Ultimately, the Court of Appeal's view comes down to a question of fact as to whether bitcoin (and by extension any cryptocurrency or digital asset) is truly decentralised, given the particular apparent power the bitcoin developers have.
The developers might (and do) claim that their power is in fact very limited, as the other network participants (e.g., miners) would not accept a software update which had this kind of effect. However, this is a question of fact which will now be determined at trial.
Given the large value of bitcoin which is at stake (even with the more recent fall in value of bitcoin more generally), this case is not going to go away quietly.
It is expected to go back to the High Court for a full trial. Ultimately the High Court will have to scrutinise the facts carefully; there will be a lot of contested factors. Can Tulip Trading prove "true ownership? Can they establish that decentralised governance really is a myth, as suggested by the Court of Appeal? Would the requested remedy actually be effective?
It is worth noting that one of the blockchain networks, BSV, claimed last summer that they have settled with Tulip Trading, and have implemented software allowing “a Notary Service Provider to verify court orders asserting the rightful ownership of coins misappropriated in hacking incidents”. The Notary Service Provider would then broadcast that message for miners to implement.
However, this presumably still requires Tulip Trading to obtain a court order verifying ownership of the hacked bitcoin in question.

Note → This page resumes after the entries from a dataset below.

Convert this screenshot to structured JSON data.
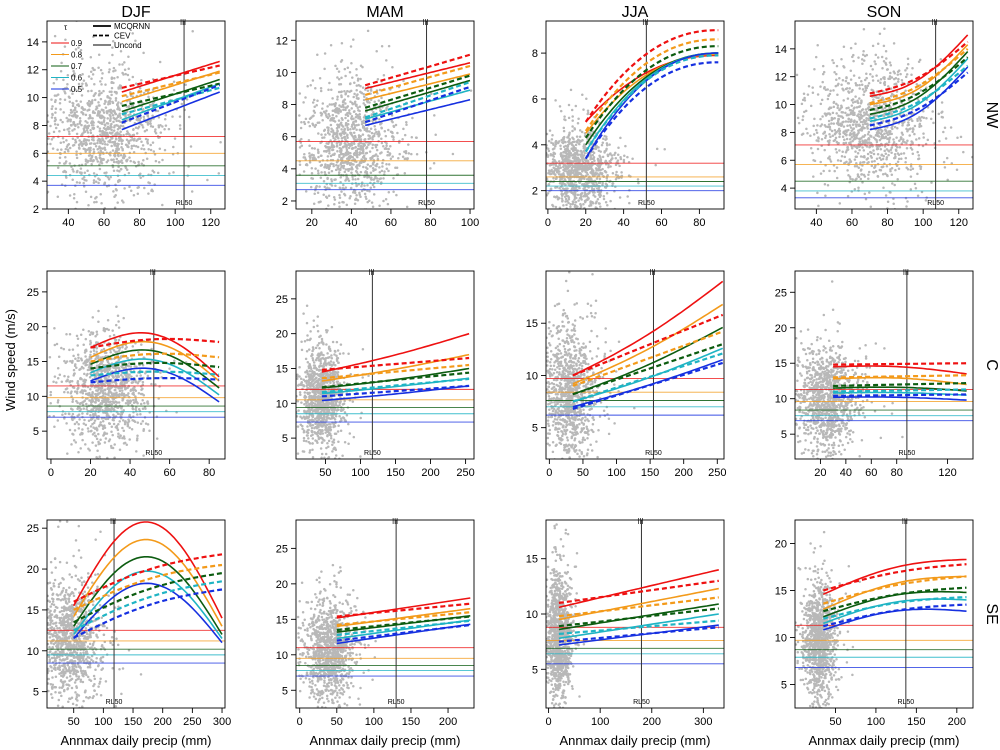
{
  "figure": {
    "seasons": [
      "DJF",
      "MAM",
      "JJA",
      "SON"
    ],
    "regions": [
      "NW",
      "C",
      "SE"
    ],
    "ylabel": "Wind speed (m/s)",
    "xlabel": "Annmax daily precip (mm)",
    "rl_label": "RL50"
  },
  "legend": {
    "tau_symbol": "τ",
    "taus": [
      "0.9",
      "0.8",
      "0.7",
      "0.6",
      "0.5"
    ],
    "methods": [
      "MCQRNN",
      "CEV",
      "Uncond"
    ]
  },
  "colors": {
    "tau_0.9": "#ee1111",
    "tau_0.8": "#f39a1a",
    "tau_0.7": "#0c5c10",
    "tau_0.6": "#1fb4c4",
    "tau_0.5": "#1630e0",
    "points": "#b8b8b8"
  },
  "chart_data": [
    {
      "type": "scatter",
      "season": "DJF",
      "region": "NW",
      "xlim": [
        28,
        128
      ],
      "ylim": [
        2,
        15.5
      ],
      "xticks": [
        40,
        60,
        80,
        100,
        120
      ],
      "yticks": [
        2,
        4,
        6,
        8,
        10,
        12,
        14
      ],
      "rl50": 105,
      "uncond": [
        7.2,
        6.0,
        5.1,
        4.4,
        3.7
      ],
      "px0": 70,
      "px1": 125,
      "mcqrnn": [
        [
          10.4,
          12.6,
          0
        ],
        [
          9.7,
          11.9,
          0
        ],
        [
          9.0,
          11.3,
          0
        ],
        [
          8.4,
          11.0,
          0
        ],
        [
          7.7,
          10.4,
          0
        ]
      ],
      "cev": [
        [
          10.7,
          12.3,
          0
        ],
        [
          10.1,
          11.8,
          0
        ],
        [
          9.4,
          11.0,
          0
        ],
        [
          8.8,
          10.7,
          0
        ],
        [
          8.2,
          10.9,
          0
        ]
      ],
      "scatter_center": [
        60,
        7.5
      ],
      "scatter_spread": [
        17,
        2.2
      ]
    },
    {
      "type": "scatter",
      "season": "MAM",
      "region": "NW",
      "xlim": [
        12,
        102
      ],
      "ylim": [
        1.5,
        13.2
      ],
      "xticks": [
        20,
        40,
        60,
        80,
        100
      ],
      "yticks": [
        2,
        4,
        6,
        8,
        10,
        12
      ],
      "rl50": 78,
      "uncond": [
        5.7,
        4.5,
        3.6,
        3.1,
        2.7
      ],
      "px0": 47,
      "px1": 100,
      "mcqrnn": [
        [
          9.0,
          10.6,
          0
        ],
        [
          8.3,
          9.9,
          0
        ],
        [
          7.6,
          9.5,
          0
        ],
        [
          7.1,
          8.9,
          0
        ],
        [
          6.7,
          8.3,
          0
        ]
      ],
      "cev": [
        [
          9.2,
          11.1,
          0
        ],
        [
          8.6,
          10.4,
          0
        ],
        [
          7.8,
          9.8,
          0
        ],
        [
          7.2,
          9.4,
          0
        ],
        [
          6.9,
          9.1,
          0
        ]
      ],
      "scatter_center": [
        40,
        5.6
      ],
      "scatter_spread": [
        12,
        2.0
      ]
    },
    {
      "type": "scatter",
      "season": "JJA",
      "region": "NW",
      "xlim": [
        -1,
        93
      ],
      "ylim": [
        1.2,
        9.4
      ],
      "xticks": [
        0,
        20,
        40,
        60,
        80
      ],
      "yticks": [
        2,
        4,
        6,
        8
      ],
      "rl50": 52,
      "uncond": [
        3.2,
        2.6,
        2.4,
        2.2,
        2.0
      ],
      "px0": 20,
      "px1": 90,
      "mcqrnn": [
        [
          5.0,
          7.9,
          2.4
        ],
        [
          4.5,
          7.95,
          1.8
        ],
        [
          4.0,
          8.0,
          1.3
        ],
        [
          3.7,
          8.0,
          0.8
        ],
        [
          3.4,
          8.0,
          0.4
        ]
      ],
      "cev": [
        [
          5.0,
          9.0,
          2.0
        ],
        [
          4.6,
          8.6,
          1.5
        ],
        [
          4.3,
          8.3,
          1.0
        ],
        [
          3.7,
          7.9,
          0.3
        ],
        [
          3.4,
          7.6,
          0.1
        ]
      ],
      "scatter_center": [
        15,
        2.9
      ],
      "scatter_spread": [
        10,
        0.9
      ]
    },
    {
      "type": "scatter",
      "season": "SON",
      "region": "NW",
      "xlim": [
        28,
        128
      ],
      "ylim": [
        2.5,
        16
      ],
      "xticks": [
        40,
        60,
        80,
        100,
        120
      ],
      "yticks": [
        4,
        6,
        8,
        10,
        12,
        14
      ],
      "rl50": 107,
      "uncond": [
        7.1,
        5.7,
        4.5,
        3.8,
        3.3
      ],
      "px0": 70,
      "px1": 125,
      "mcqrnn": [
        [
          10.6,
          15.0,
          -1.0
        ],
        [
          10.0,
          14.3,
          -1.0
        ],
        [
          9.3,
          13.8,
          -1.0
        ],
        [
          8.8,
          13.3,
          -1.0
        ],
        [
          8.2,
          12.7,
          -1.0
        ]
      ],
      "cev": [
        [
          10.8,
          14.5,
          -0.7
        ],
        [
          10.1,
          14.0,
          -0.7
        ],
        [
          9.6,
          13.4,
          -0.7
        ],
        [
          9.0,
          12.8,
          -0.7
        ],
        [
          8.5,
          12.3,
          -0.7
        ]
      ],
      "scatter_center": [
        70,
        8.5
      ],
      "scatter_spread": [
        16,
        2.3
      ]
    },
    {
      "type": "scatter",
      "season": "DJF",
      "region": "C",
      "xlim": [
        -2,
        88
      ],
      "ylim": [
        1,
        28
      ],
      "xticks": [
        0,
        20,
        40,
        60,
        80
      ],
      "yticks": [
        5,
        10,
        15,
        20,
        25
      ],
      "rl50": 52,
      "uncond": [
        11.5,
        9.8,
        8.6,
        7.8,
        7.0
      ],
      "px0": 20,
      "px1": 85,
      "mcqrnn": [
        [
          17.0,
          12.8,
          4.0
        ],
        [
          15.6,
          12.2,
          3.8
        ],
        [
          14.6,
          11.2,
          3.6
        ],
        [
          13.4,
          10.2,
          3.4
        ],
        [
          12.2,
          9.2,
          3.2
        ]
      ],
      "cev": [
        [
          17.0,
          17.8,
          0.8
        ],
        [
          15.0,
          15.6,
          0.8
        ],
        [
          14.0,
          14.2,
          0.7
        ],
        [
          13.0,
          13.1,
          0.5
        ],
        [
          12.0,
          12.4,
          0.4
        ]
      ],
      "scatter_center": [
        28,
        11
      ],
      "scatter_spread": [
        10,
        4
      ]
    },
    {
      "type": "scatter",
      "season": "MAM",
      "region": "C",
      "xlim": [
        8,
        262
      ],
      "ylim": [
        2,
        29
      ],
      "xticks": [
        50,
        100,
        150,
        200,
        250
      ],
      "yticks": [
        5,
        10,
        15,
        20,
        25
      ],
      "rl50": 117,
      "uncond": [
        12.0,
        10.5,
        9.4,
        8.5,
        7.3
      ],
      "px0": 45,
      "px1": 255,
      "mcqrnn": [
        [
          14.5,
          20.0,
          -0.3
        ],
        [
          13.2,
          17.0,
          -0.2
        ],
        [
          12.2,
          15.0,
          -0.2
        ],
        [
          11.4,
          13.6,
          -0.1
        ],
        [
          10.4,
          12.5,
          -0.1
        ]
      ],
      "cev": [
        [
          14.8,
          16.5,
          0
        ],
        [
          13.6,
          15.5,
          0
        ],
        [
          12.3,
          14.4,
          0
        ],
        [
          11.6,
          13.5,
          0
        ],
        [
          11.0,
          12.5,
          0
        ]
      ],
      "scatter_center": [
        45,
        10.5
      ],
      "scatter_spread": [
        15,
        3.5
      ]
    },
    {
      "type": "scatter",
      "season": "JJA",
      "region": "C",
      "xlim": [
        -5,
        260
      ],
      "ylim": [
        2,
        20
      ],
      "xticks": [
        0,
        50,
        100,
        150,
        200,
        250
      ],
      "yticks": [
        5,
        10,
        15
      ],
      "rl50": 155,
      "uncond": [
        9.7,
        8.4,
        7.6,
        7.0,
        6.2
      ],
      "px0": 35,
      "px1": 258,
      "mcqrnn": [
        [
          10.0,
          19.0,
          -0.6
        ],
        [
          9.2,
          16.8,
          -0.5
        ],
        [
          8.2,
          14.6,
          -0.4
        ],
        [
          7.5,
          12.6,
          -0.3
        ],
        [
          7.0,
          11.5,
          -0.2
        ]
      ],
      "cev": [
        [
          10.0,
          15.8,
          0
        ],
        [
          9.0,
          14.2,
          0
        ],
        [
          8.2,
          13.0,
          0
        ],
        [
          7.5,
          12.1,
          0
        ],
        [
          6.8,
          11.2,
          0
        ]
      ],
      "scatter_center": [
        30,
        8.5
      ],
      "scatter_spread": [
        20,
        3
      ]
    },
    {
      "type": "scatter",
      "season": "SON",
      "region": "C",
      "xlim": [
        0,
        140
      ],
      "ylim": [
        1.5,
        28
      ],
      "xticks": [
        20,
        40,
        60,
        80,
        120
      ],
      "yticks": [
        5,
        10,
        15,
        20,
        25
      ],
      "rl50": 88,
      "uncond": [
        11.3,
        9.6,
        8.4,
        7.6,
        6.9
      ],
      "px0": 30,
      "px1": 135,
      "mcqrnn": [
        [
          14.5,
          13.5,
          0.5
        ],
        [
          12.8,
          12.0,
          0.5
        ],
        [
          11.5,
          11.1,
          0.3
        ],
        [
          10.8,
          10.5,
          0.2
        ],
        [
          10.2,
          9.8,
          0.2
        ]
      ],
      "cev": [
        [
          14.8,
          15.0,
          0
        ],
        [
          13.0,
          13.3,
          0
        ],
        [
          11.8,
          12.2,
          0
        ],
        [
          11.0,
          11.3,
          0
        ],
        [
          10.4,
          10.6,
          0
        ]
      ],
      "scatter_center": [
        25,
        10
      ],
      "scatter_spread": [
        12,
        3.5
      ]
    },
    {
      "type": "scatter",
      "season": "DJF",
      "region": "SE",
      "xlim": [
        5,
        305
      ],
      "ylim": [
        3,
        26
      ],
      "xticks": [
        50,
        100,
        150,
        200,
        250,
        300
      ],
      "yticks": [
        5,
        10,
        15,
        20,
        25
      ],
      "rl50": 118,
      "uncond": [
        12.5,
        11.2,
        10.2,
        9.5,
        8.5
      ],
      "px0": 50,
      "px1": 300,
      "mcqrnn": [
        [
          15.5,
          14.0,
          11.0
        ],
        [
          14.2,
          13.0,
          10.0
        ],
        [
          13.0,
          12.0,
          9.0
        ],
        [
          12.0,
          11.5,
          8.0
        ],
        [
          11.5,
          11.0,
          7.0
        ]
      ],
      "cev": [
        [
          16.0,
          21.8,
          1.0
        ],
        [
          15.0,
          20.5,
          1.0
        ],
        [
          13.5,
          19.5,
          1.0
        ],
        [
          12.5,
          18.5,
          1.0
        ],
        [
          11.6,
          17.5,
          1.0
        ]
      ],
      "scatter_center": [
        45,
        11.5
      ],
      "scatter_spread": [
        25,
        3.5
      ]
    },
    {
      "type": "scatter",
      "season": "MAM",
      "region": "SE",
      "xlim": [
        -5,
        235
      ],
      "ylim": [
        2.5,
        29
      ],
      "xticks": [
        0,
        50,
        100,
        150,
        200
      ],
      "yticks": [
        5,
        10,
        15,
        20,
        25
      ],
      "rl50": 130,
      "uncond": [
        11.0,
        9.5,
        8.5,
        7.8,
        7.0
      ],
      "px0": 50,
      "px1": 230,
      "mcqrnn": [
        [
          15.2,
          18.0,
          0
        ],
        [
          14.0,
          16.5,
          0
        ],
        [
          13.2,
          15.5,
          0
        ],
        [
          12.3,
          14.9,
          0
        ],
        [
          11.6,
          14.3,
          0
        ]
      ],
      "cev": [
        [
          15.4,
          17.2,
          0
        ],
        [
          14.2,
          16.0,
          0
        ],
        [
          13.5,
          15.4,
          0
        ],
        [
          12.8,
          14.8,
          0
        ],
        [
          12.0,
          14.2,
          0
        ]
      ],
      "scatter_center": [
        40,
        10.5
      ],
      "scatter_spread": [
        15,
        3.5
      ]
    },
    {
      "type": "scatter",
      "season": "JJA",
      "region": "SE",
      "xlim": [
        -5,
        340
      ],
      "ylim": [
        1.5,
        18.5
      ],
      "xticks": [
        0,
        100,
        200,
        300
      ],
      "yticks": [
        5,
        10,
        15
      ],
      "rl50": 180,
      "uncond": [
        8.8,
        7.6,
        6.9,
        6.4,
        5.5
      ],
      "px0": 20,
      "px1": 330,
      "mcqrnn": [
        [
          10.6,
          14.0,
          0
        ],
        [
          9.5,
          12.3,
          0
        ],
        [
          8.6,
          10.9,
          0
        ],
        [
          7.8,
          10.0,
          0
        ],
        [
          7.2,
          9.0,
          0
        ]
      ],
      "cev": [
        [
          11.0,
          13.0,
          0
        ],
        [
          9.8,
          11.5,
          0
        ],
        [
          8.9,
          10.5,
          0
        ],
        [
          8.2,
          9.4,
          0
        ],
        [
          7.5,
          8.8,
          0
        ]
      ],
      "scatter_center": [
        20,
        8
      ],
      "scatter_spread": [
        12,
        2.8
      ]
    },
    {
      "type": "scatter",
      "season": "SON",
      "region": "SE",
      "xlim": [
        0,
        220
      ],
      "ylim": [
        2.5,
        22.5
      ],
      "xticks": [
        50,
        100,
        150,
        200
      ],
      "yticks": [
        5,
        10,
        15,
        20
      ],
      "rl50": 137,
      "uncond": [
        11.3,
        9.7,
        8.7,
        7.9,
        6.8
      ],
      "px0": 35,
      "px1": 212,
      "mcqrnn": [
        [
          14.6,
          18.3,
          1.0
        ],
        [
          13.0,
          16.5,
          1.0
        ],
        [
          12.2,
          14.8,
          1.0
        ],
        [
          11.5,
          14.0,
          1.0
        ],
        [
          10.8,
          12.8,
          1.0
        ]
      ],
      "cev": [
        [
          15.0,
          17.8,
          0.5
        ],
        [
          13.6,
          16.5,
          0.5
        ],
        [
          12.8,
          15.3,
          0.5
        ],
        [
          12.0,
          14.3,
          0.5
        ],
        [
          11.2,
          13.5,
          0.5
        ]
      ],
      "scatter_center": [
        30,
        9.5
      ],
      "scatter_spread": [
        10,
        3
      ]
    }
  ]
}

More generally, should developers of open-source software (whether individual or companies) be worried about this move towards developers potentially being held to duties unimaginable when they took on this role?
From the Court of Appeal's judgement, the possibility of a fiduciary duty being arguable is very much a consequence of the adjacency with the cryptocurrency as a digital asset and “property” (the software is the asset, as the Court of Appeal expressed it). Developers who are not maintaining the codebase of a digital asset should therefore arguably not be overly concerned about this decision.
For developers of digital assets more generally, this seems part of a trend towards greater regulation. In its recent consultation on the future financial services regulatory regime for crypto assets, HM Treasury suggests that if software developers of decentralised finance offerings go on to maintain, run and operate systems used for regulated financial activities (like exchange or lending), then they should be subject to financial services regulation.
The Tulip Trading case highlights the complex issues surrounding ownership and control of digital assets in the world of cryptocurrency. It remains to be seen how the High Court will rule on the facts of the matter, but the case raises important questions about the responsibilities of developers and the potential for greater regulation in the industry.